Implementing Temporal As Of Joins for PIT Correctness
The As Of Join Algorithm
The as of join is the fundamental algorithm for Point in Time (PIT) correctness, solving the problem of matching each training label to the exact feature values available at label time. For a label row with entity ID and label time, the join selects the latest feature record where event timestamp is less than or equal to label time. This differs from standard joins which match on exact equality or use current values.
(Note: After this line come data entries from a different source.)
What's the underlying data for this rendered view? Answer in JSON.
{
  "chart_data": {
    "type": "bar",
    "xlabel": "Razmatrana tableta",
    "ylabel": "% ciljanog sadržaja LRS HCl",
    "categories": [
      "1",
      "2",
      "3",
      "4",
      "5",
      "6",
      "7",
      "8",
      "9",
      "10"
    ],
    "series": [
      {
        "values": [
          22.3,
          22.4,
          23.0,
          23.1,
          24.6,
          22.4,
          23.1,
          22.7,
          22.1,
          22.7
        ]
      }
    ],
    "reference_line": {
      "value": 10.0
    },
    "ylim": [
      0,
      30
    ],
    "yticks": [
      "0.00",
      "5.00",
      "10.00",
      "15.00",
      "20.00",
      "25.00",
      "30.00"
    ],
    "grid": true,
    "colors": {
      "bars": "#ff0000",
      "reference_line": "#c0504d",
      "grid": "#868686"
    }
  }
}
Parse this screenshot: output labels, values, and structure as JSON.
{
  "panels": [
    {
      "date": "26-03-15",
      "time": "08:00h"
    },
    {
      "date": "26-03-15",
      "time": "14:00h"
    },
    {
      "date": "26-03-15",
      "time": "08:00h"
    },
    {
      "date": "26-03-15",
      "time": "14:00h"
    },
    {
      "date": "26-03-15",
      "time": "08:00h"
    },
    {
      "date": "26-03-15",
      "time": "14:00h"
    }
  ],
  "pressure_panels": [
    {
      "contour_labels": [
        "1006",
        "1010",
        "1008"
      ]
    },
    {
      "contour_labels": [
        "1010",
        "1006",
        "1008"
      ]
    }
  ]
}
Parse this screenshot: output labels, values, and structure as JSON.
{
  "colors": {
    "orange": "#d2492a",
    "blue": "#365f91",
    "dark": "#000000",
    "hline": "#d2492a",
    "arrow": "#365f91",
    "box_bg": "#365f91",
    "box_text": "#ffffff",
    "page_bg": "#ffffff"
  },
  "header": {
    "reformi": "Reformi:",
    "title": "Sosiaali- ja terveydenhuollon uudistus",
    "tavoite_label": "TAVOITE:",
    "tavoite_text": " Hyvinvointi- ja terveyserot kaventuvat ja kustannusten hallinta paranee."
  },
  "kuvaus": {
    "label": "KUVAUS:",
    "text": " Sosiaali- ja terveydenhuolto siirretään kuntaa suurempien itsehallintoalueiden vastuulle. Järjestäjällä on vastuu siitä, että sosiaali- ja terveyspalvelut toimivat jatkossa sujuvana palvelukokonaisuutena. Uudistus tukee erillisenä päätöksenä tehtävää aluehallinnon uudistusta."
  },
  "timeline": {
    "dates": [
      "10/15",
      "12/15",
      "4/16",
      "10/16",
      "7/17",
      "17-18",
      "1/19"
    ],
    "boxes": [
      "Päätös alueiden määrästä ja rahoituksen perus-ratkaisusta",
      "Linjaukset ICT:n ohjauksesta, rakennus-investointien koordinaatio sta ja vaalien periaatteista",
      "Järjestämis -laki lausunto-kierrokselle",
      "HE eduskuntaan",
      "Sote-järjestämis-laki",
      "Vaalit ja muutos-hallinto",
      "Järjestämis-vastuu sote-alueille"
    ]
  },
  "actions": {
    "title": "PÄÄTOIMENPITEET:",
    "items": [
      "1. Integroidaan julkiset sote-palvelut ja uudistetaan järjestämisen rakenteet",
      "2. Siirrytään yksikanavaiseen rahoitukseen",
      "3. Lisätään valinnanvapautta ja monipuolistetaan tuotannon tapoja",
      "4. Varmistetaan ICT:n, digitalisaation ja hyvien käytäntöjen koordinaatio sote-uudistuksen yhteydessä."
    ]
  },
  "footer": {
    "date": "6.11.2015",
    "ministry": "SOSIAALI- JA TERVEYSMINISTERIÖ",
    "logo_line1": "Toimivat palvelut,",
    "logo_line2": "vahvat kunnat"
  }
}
Naive vs Optimized Implementation
The naive approach of sorting all feature history and scanning for each label results in O(n * m) complexity for n labels and m feature records. Production systems optimize using range partitioning by entity ID, then merge joining sorted streams. This achieves O((n + m) * log(n + m)) complexity. For billion row datasets, this difference means hours versus days of compute time.
Spark SQL Implementation
Spark implements as of joins using window functions with ROWS BETWEEN UNBOUNDED PRECEDING AND CURRENT ROW, partitioned by entity ID and ordered by timestamp. The query selects the most recent feature row for each label timestamp using LAST_VALUE or row numbering with rank = 1. Optimizations include broadcast joining small dimension tables and using bucketed storage for large feature tables.
Streaming Implementation
In Flink and Kafka Streams, temporal joins use versioned state tables keyed by entity ID. Each lookup retrieves the latest state as of the event timestamp. Watermarks define how long to wait for late events before finalizing joins. The challenge is balancing state retention (memory cost) against late event handling (correctness).
Validation
Always validate that no feature timestamp exceeds the label timestamp in joined output. Run anti join checks in CI pipelines to catch temporal violations before training begins.